Victor erstarrte. „Mäuschen, was machst du hier? Wir hatten vereinbart. “
„Ich bin nicht mehr deine Puppe.
Ich tue nicht mehr, was du sagst. Das ist meine Mutter, meine echte Mutter, die du mich hassen ließest. “
Luise griff nach der gusseisernen Pfanne, die sie von ihrer Mutter geerbt hatte. Sie packte sie mit beiden Händen und schlug Viktor mit aller Kraft auf den Kopf, mit all der Wut der vier Jahre.
Er fiel, schlug mit der Schläfe gegen die Tischkante und blieb stöhnend liegen. Heinrich, der im Dorf alles sah und hörte, kam auf den Schrei gelaufen und rief die Polizei. Daniel kam aus dem Krankenhaus per Taxi, trotz Gips, mit seinem Freund vom Ermittlungsdezernat. Die Audioaufnahme vom Smartphone, Viktors Geständnis über die Manipulationen, hörten sie noch in derselben Nacht ab.
„Das reicht für eine Anklage“, sagte der junge Kommissar. In den folgenden Monaten bestätigten Experten die Spuren der Manipulation am Bremssystem. Viktors Name erschien erst in der bayerischen Zeitung, dann in den bundesweiten Nachrichten. Maria wurde Stammgast in Luises Haus, erst an den Wochenenden, dann eine Woche, dann zog sie ein in das Zimmer, das Anna gehört hatte.

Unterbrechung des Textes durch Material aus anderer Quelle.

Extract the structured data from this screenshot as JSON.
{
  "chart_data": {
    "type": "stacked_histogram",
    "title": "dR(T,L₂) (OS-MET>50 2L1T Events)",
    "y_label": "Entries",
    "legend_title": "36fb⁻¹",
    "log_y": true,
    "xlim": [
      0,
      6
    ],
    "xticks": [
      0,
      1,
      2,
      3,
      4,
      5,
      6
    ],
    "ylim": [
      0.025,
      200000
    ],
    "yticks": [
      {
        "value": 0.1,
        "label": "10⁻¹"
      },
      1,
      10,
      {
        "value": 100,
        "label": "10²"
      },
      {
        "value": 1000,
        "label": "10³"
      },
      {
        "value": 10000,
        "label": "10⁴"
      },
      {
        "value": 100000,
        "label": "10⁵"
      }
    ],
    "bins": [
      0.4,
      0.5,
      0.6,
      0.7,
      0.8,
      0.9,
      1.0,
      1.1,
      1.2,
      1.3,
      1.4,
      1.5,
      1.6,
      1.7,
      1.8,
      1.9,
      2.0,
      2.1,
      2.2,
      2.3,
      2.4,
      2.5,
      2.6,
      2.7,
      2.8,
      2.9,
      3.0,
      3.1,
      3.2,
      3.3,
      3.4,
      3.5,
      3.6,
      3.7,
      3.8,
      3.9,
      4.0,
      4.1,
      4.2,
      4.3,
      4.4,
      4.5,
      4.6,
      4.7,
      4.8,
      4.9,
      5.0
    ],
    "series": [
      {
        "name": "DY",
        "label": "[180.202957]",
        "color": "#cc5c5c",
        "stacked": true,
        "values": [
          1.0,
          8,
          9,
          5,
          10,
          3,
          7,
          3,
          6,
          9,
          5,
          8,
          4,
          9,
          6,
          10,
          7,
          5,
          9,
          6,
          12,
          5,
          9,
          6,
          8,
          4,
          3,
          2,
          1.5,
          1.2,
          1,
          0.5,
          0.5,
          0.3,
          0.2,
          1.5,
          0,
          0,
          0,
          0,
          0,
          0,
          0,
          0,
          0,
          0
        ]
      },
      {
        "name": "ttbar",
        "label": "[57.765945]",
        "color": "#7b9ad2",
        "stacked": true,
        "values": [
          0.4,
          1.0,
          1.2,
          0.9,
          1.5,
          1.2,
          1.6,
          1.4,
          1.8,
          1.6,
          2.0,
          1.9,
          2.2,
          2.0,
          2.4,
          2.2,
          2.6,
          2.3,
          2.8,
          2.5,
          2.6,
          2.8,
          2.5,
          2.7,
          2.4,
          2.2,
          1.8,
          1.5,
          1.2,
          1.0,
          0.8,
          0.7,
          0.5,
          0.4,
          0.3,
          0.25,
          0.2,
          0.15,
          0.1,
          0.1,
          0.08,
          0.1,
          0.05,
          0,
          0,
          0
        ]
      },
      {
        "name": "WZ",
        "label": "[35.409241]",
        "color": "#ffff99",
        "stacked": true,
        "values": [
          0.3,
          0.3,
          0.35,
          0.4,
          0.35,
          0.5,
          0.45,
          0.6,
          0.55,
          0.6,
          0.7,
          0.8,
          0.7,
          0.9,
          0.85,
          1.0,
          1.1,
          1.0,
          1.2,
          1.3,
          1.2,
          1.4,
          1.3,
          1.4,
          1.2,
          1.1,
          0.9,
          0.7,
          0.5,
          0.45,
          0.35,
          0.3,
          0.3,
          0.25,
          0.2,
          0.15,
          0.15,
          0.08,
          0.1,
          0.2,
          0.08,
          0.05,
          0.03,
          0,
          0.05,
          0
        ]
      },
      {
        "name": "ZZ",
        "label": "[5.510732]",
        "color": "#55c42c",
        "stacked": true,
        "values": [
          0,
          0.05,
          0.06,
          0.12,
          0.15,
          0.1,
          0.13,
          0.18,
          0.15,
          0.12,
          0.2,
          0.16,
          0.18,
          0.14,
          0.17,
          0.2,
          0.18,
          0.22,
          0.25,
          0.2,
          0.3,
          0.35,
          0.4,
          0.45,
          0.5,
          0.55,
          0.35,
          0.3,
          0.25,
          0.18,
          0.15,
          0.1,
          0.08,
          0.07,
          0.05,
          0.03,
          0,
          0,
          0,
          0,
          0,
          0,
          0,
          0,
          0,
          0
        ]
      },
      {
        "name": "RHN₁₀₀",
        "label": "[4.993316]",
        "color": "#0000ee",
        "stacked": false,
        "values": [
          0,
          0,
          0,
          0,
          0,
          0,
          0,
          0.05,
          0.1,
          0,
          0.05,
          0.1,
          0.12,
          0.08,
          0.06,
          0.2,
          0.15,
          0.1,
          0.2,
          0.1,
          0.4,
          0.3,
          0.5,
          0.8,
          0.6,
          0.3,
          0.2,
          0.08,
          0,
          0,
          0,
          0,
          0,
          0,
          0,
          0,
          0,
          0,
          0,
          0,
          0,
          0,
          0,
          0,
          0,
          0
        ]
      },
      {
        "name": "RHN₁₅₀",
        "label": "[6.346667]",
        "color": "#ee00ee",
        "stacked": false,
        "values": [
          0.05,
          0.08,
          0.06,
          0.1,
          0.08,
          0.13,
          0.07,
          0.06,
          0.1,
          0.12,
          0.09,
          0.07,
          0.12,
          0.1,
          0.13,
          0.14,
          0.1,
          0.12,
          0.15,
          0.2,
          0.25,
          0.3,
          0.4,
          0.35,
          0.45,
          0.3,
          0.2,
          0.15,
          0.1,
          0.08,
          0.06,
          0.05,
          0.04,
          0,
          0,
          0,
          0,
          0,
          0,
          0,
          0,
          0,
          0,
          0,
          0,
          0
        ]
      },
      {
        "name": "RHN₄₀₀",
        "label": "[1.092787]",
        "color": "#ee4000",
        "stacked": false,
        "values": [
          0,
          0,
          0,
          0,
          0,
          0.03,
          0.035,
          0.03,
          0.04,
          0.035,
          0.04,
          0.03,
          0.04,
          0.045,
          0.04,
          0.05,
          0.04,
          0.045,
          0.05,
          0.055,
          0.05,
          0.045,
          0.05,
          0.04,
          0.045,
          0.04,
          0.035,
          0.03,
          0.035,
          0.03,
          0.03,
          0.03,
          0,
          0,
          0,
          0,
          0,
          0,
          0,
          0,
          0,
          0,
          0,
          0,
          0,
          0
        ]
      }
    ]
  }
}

Ihre Beziehung baute sich nicht sofort auf, zu viel Schmerz, zu viele Jahre Trennung und Lügen. Manchmal nannte Luise sie versehentlich Anna und stockte. Manchmal schaute Maria mit dem Misstrauen, das Viktor jahrelang gepflegt hatte. Aber allmählich, Tag für Tag, lernten sie, Familie zu sein.
Eines Herbstes fuhren sie zusammen zum Friedhof und standen lange schweigend vor dem Grab. Dann legte Maria Astern ans Denkmal und sagte leise: „Hallo, ich bin deine Schwester. Danke, ohne dich hätte ich Mama nie gefunden. “
Im Winter, während Viktor in Untersuchungshaft auf den Prozess wartete, wachte Luise nachts auf und schaute auf den Wecker.
Eins. Früher hätte sie Angst gehabt. Nun warf sie den Bademantel über und ging in den Flur. Das Telefon schwieg.
Aus Marias Zimmer drang leises Lachen. Im Sideboard neben Annas Foto stand nun auch Marias. Die alte Uhr schlug eins, ein Schlag, dann Stille. „Noch eine Nacht“, murmelte Luise, „und ich fürchte mich nicht mehr.
“ Sie schaute bei Maria rein, die schon schlief, zusammengerollt. „Gute Nacht, Kind“, flüsterte sie. Eines Tages, dachte sie beim Einschlafen, würde sie Maria von dem Zählen bis fünf erzählen, und sie würden zusammen zählen.